Segundo o médico, ambientes com aglomeração favorecem a transmissão de infecções respiratórias, especialmente viroses, gripes e crises alérgicas. “Durante o Carnaval, as pessoas passam mais tempo em locais cheios, muitas vezes com ventilação limitada, o que aumenta o risco de contágio e de irritação das vias aéreas”, explica.

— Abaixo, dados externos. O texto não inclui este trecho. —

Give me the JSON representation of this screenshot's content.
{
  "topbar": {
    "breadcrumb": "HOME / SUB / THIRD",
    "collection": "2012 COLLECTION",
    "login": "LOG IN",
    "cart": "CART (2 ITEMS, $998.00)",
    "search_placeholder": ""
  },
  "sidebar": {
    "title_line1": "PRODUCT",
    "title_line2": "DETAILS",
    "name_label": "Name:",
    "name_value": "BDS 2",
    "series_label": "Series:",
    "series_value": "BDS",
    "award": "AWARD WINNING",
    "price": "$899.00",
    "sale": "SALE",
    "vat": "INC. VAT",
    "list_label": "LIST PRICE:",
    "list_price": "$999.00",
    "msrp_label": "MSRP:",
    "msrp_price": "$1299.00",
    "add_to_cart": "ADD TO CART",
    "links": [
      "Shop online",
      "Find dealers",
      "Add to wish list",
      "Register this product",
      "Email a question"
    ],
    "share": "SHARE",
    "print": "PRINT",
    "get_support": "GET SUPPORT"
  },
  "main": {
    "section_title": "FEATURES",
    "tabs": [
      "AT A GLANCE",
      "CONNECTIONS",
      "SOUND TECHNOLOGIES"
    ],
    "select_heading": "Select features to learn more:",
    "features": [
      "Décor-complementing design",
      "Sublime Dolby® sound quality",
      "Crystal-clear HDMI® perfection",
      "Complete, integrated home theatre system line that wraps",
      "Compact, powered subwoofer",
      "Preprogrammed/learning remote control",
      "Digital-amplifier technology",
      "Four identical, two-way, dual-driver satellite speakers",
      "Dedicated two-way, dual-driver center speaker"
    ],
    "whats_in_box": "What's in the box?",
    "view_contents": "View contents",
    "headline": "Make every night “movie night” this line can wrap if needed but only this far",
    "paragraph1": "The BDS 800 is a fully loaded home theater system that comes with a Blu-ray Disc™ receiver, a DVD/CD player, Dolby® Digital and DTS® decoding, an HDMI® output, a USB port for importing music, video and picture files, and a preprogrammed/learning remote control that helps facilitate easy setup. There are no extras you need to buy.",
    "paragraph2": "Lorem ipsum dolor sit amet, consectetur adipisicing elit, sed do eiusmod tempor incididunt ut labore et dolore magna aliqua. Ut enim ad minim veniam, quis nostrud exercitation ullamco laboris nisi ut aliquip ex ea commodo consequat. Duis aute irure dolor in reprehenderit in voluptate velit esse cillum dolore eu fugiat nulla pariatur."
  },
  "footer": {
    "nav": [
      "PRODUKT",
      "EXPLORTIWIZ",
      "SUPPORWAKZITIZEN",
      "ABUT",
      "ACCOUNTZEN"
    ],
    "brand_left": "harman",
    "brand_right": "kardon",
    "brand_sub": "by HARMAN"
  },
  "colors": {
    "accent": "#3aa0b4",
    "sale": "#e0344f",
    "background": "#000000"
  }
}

Outro ponto de atenção é a exposição à fumaça de cigarro, vape e narguilé, comum em festas e camarotes. Mesmo quem não fuma pode sofrer impactos. “O fumante passivo também inala substâncias tóxicas que irritam os brônquios e podem provocar tosse, falta de ar e chiado no peito”, destaca o pneumologista.

O calor intenso e a desidratação também contribuem para o agravamento de sintomas respiratórios. Isso porque o ressecamento das vias aéreas reduz a proteção natural do sistema respiratório e facilita processos inflamatórios. Pessoas com asma, bronquite, rinite alérgica e DPOC devem redobrar os cuidados.

O especialista orienta que pacientes com doenças respiratórias crônicas não interrompam o uso das medicações de controle e levem sempre os remédios de resgate ao sair para a folia. “É importante manter o tratamento regular e ter o broncodilatador por perto, caso surja uma crise”, reforça.

Entre as medidas preventivas recomendadas estão manter boa hidratação, evitar exposição prolongada à fumaça, descansar entre os períodos de esforço físico e procurar locais mais ventilados. Caso surjam sintomas como falta de ar persistente, dor no peito, tosse intensa ou febre, a recomendação é buscar atendimento médico.

“O Carnaval pode ser aproveitado com segurança, desde que a pessoa respeite os limites do próprio corpo e não negligencie a saúde respiratória”, conclui Dr. Ernando.